(13 years, 11 months ago)
Written StatementsThe Economic and Financial Affairs Council was held in Brussels on 17 November 2010. The following items were discussed:
Directive and Regulation on VAT treatment of insurance and financial services
ECOFIN held an orientation debate on proposals to modernise the VAT exemption for financial services, reflecting market developments over the last 30 years. The Council agreed that discussions would continue at working group level, taking account of the views expressed by delegations.
Administrative Co-operation in the field of taxation
The presidency gave an update on negotiations on this directive, which aims to improve arrangements for exchange of information and bring the EU into line with OECD standards. The Council agreed that they would aim to reach political agreement on this issue at their December meeting.
Implementation of the 2009 budget
ECOFIN took note of the presentation by the Court of Auditors on its annual report on the management of the EU’s general budget. The Council called on all parties involved in the management of the EU budget to persist in their efforts to improve controls and to reduce margins of error in budgetary payments. The Government continued to press the case for value for money in the EU budget. The Council is expected to adopt the recommendation to discharge the budget at its meeting in February.

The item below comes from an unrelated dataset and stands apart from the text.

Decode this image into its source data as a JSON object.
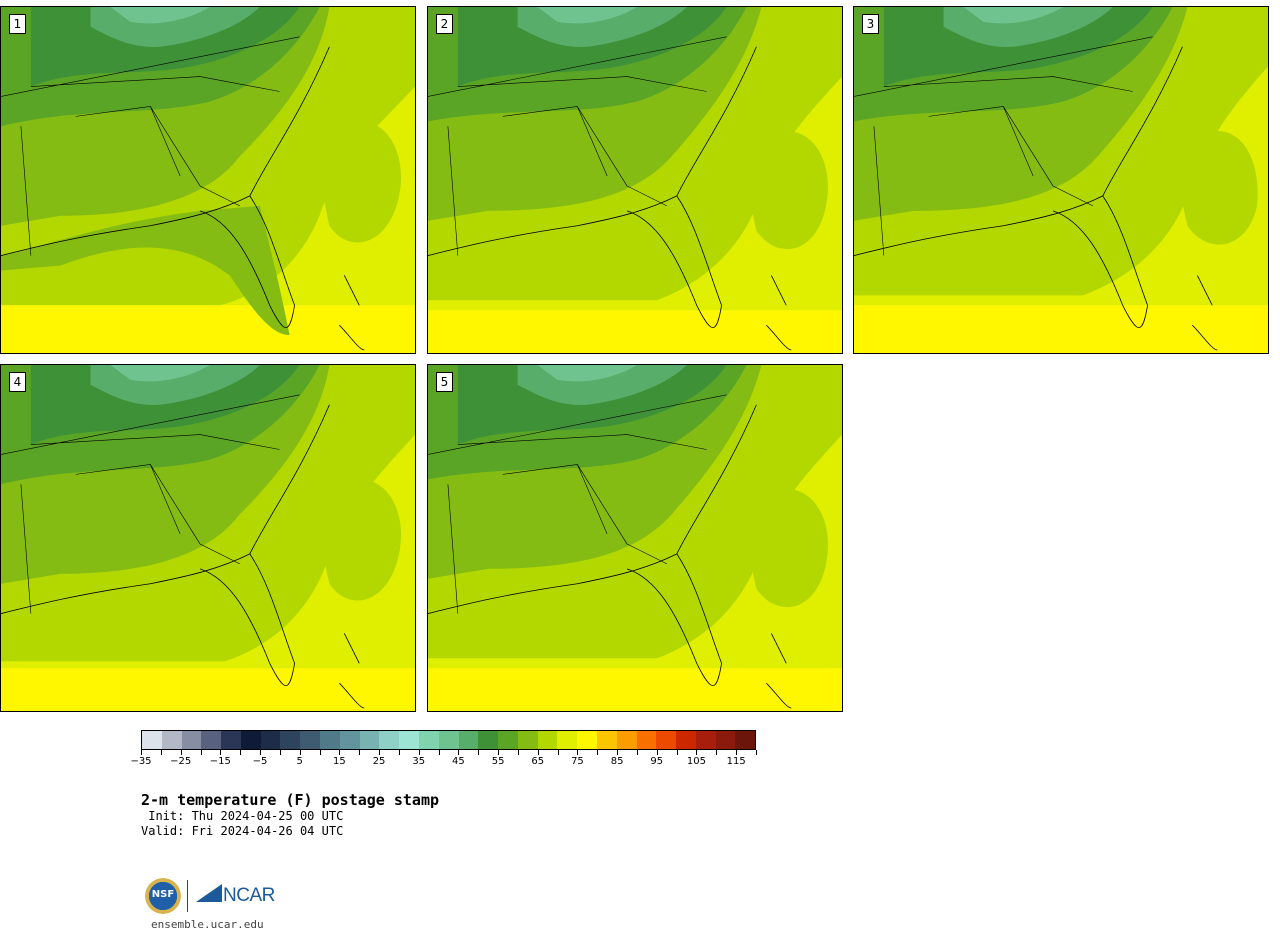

Follow-up to October European Council
The Council took note of the deliberations of the European Council. Ahead of the December ECOFIN, officials will prepare a report on the work of the economic taskforce. They will also take forward work on bank levies and on the how the impact of pension reforms should be accounted for in the implementation of the EU’s stability and growth pact.
Follow-up to the G20 Seoul Summit on 11-12 November
The Council discussed the follow-up to the G20 summit, including as regards the issues of macroeconomic imbalances and the reform of financial regulations.

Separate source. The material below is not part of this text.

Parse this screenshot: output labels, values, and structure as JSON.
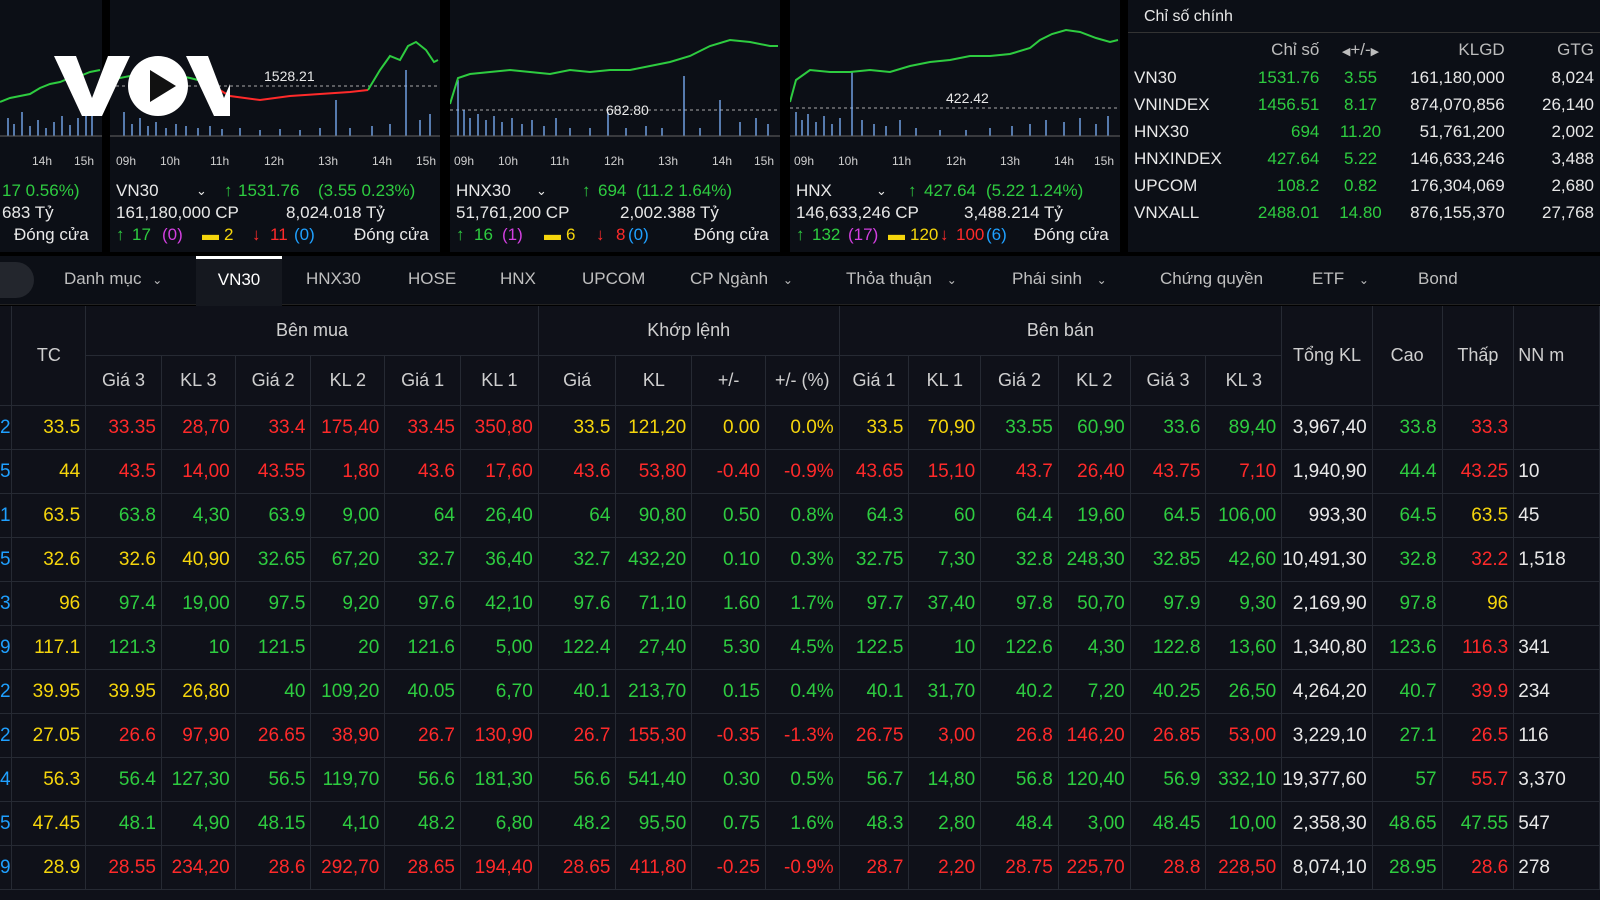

Financing of measures against climate change
ECOFIN had a high-level discussion on the UN Secretary-General’s Advisory Group on Finance report, fast-start finance, and the green fund. The Council will further consider this issue at the December ECOFIN.
Pensions
The Council adopted conclusions on a report on pensions. The Government support this report, which emphasises the importance of fiscal sustainability and extending working lives.
EU statistics
The Council adopted conclusions on the annual report on EU statistics, which reviewed the progress made on statistical governance.
Other business
a) Baltic Sea Strategy
The Council took note of a presentation by the President of the European Investment Bank regarding the EIB’s contribution to the EU’s strategy for the Baltic sea region. The Government welcome the EIB’s work in the region, and support its intentions to extend the programme to the Danube region.

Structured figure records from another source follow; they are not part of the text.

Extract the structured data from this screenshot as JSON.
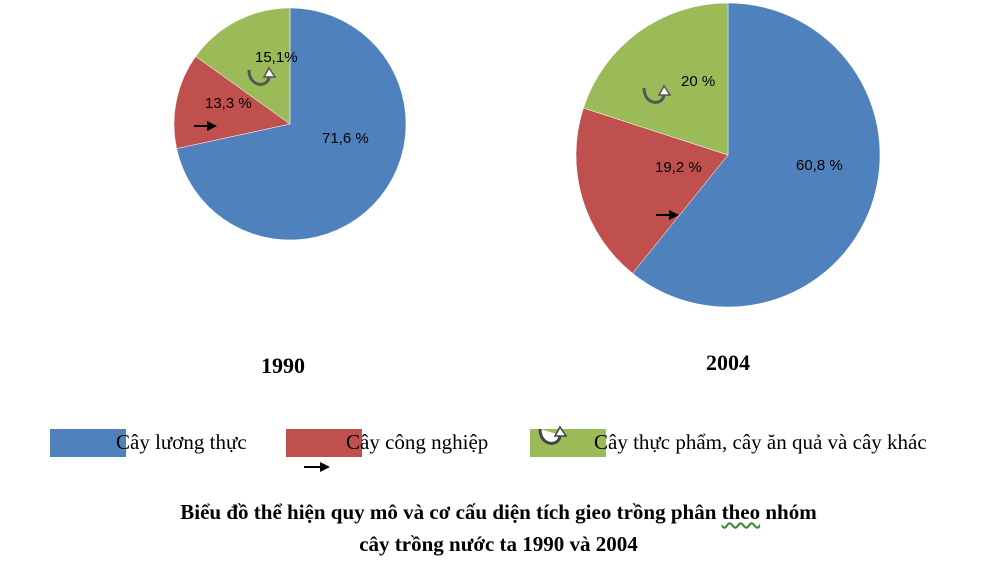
{
  "colors": {
    "food": "#4F81BD",
    "industrial": "#C0504D",
    "other": "#9BBB59"
  },
  "legend": [
    {
      "label": "Cây lương thực",
      "color": "#4F81BD",
      "icon": "none"
    },
    {
      "label": "Cây công nghiệp",
      "color": "#C0504D",
      "icon": "right-arrow-icon"
    },
    {
      "label": "Cây thực phẩm, cây ăn quả và cây khác",
      "color": "#9BBB59",
      "icon": "curved-arrow-icon"
    }
  ],
  "caption": {
    "line1_pre": "Biểu đồ thể hiện quy mô và cơ cấu diện tích gieo trồng phân ",
    "line1_wavy": "theo",
    "line1_post": " nhóm",
    "line2": "cây trồng nước ta 1990 và 2004"
  },
  "chart_data": [
    {
      "type": "pie",
      "title": "1990",
      "categories": [
        "Cây lương thực",
        "Cây công nghiệp",
        "Cây thực phẩm, cây ăn quả và cây khác"
      ],
      "values": [
        71.6,
        13.3,
        15.1
      ],
      "labels": [
        "71,6  %",
        "13,3 %",
        "15,1%"
      ]
    },
    {
      "type": "pie",
      "title": "2004",
      "categories": [
        "Cây lương thực",
        "Cây công nghiệp",
        "Cây thực phẩm, cây ăn quả và cây khác"
      ],
      "values": [
        60.8,
        19.2,
        20.0
      ],
      "labels": [
        "60,8 %",
        "19,2 %",
        "20 %"
      ]
    }
  ]
}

b) Representation of the Council at the G20 ministerial meetings
The Council discussed EU representation at G20 ministerial meetings. The Government do not see a need to change the existing arrangements, whereby the EU presidency represents the EU and the Commission is an observer.
c) Credit Rating Agencies
At the UK’s request, a statement was laid in the minutes of the Council outlining remaining concerns with an amending regulation for credit rating agencies. The Council took note of concerns expressed.
Meeting of the EU and EFTA Ministers of Finance and Economy
Ministers held a meeting with their European Free Trade Area counterparts. The meeting focused on the consolidation of Government budgets as well as on financial market regulation and supervision.
An extra Economic and Financial Affairs Council was held in Brussels on 28 November 2010.
Ministers unanimously agreed to grant financial assistance, in principle, in response to the Irish authorities’ request, in order to safeguard financial stability in the euro area and the EU as a whole.
Euro-area and EU financial support will be provided on the basis of a programme which has been negotiated with the Irish authorities by the Commission and the International Monetary Fund, in liaison with the European Central Bank.
The financial package of the programme will cover financing needs up to €85 billion, including €10 billion for immediate recapitalisation measures, €25 billion on a contingency basis for banking system supports, and €50 billion covering budget financing needs. Half of the banking support measures (€17½ billion) will be financed by an Irish contribution through the Treasury cash buffer and investments of the National Pension Reserve Fund. The remainder of the overall package should be shared equally (€ 22½ billion each) among:
the European Financial Stabilisation Mechanism (EFSM);
the European Financial Stability Facility (EFSF) together with bilateral loans from the UK, Denmark and Sweden; and
the IMF.
In principle, the UK’s bilateral loan is for £3¼ billion, and the rate of interest on the loan will be similar to the rates levied by the IMF and the euro area.
The main elements of policy conditionality will be enshrined in Council decisions to be formally adopted at the ECOFIN Council on 7 December.
The president of the Eurogroup made it clear that the UK will not be part of the permanent bail-out mechanism, and that the European financial stability mechanism, agreed under the previous Government in May, and of which we are part, will cease to exist when that permanent eurozone mechanism is put in place.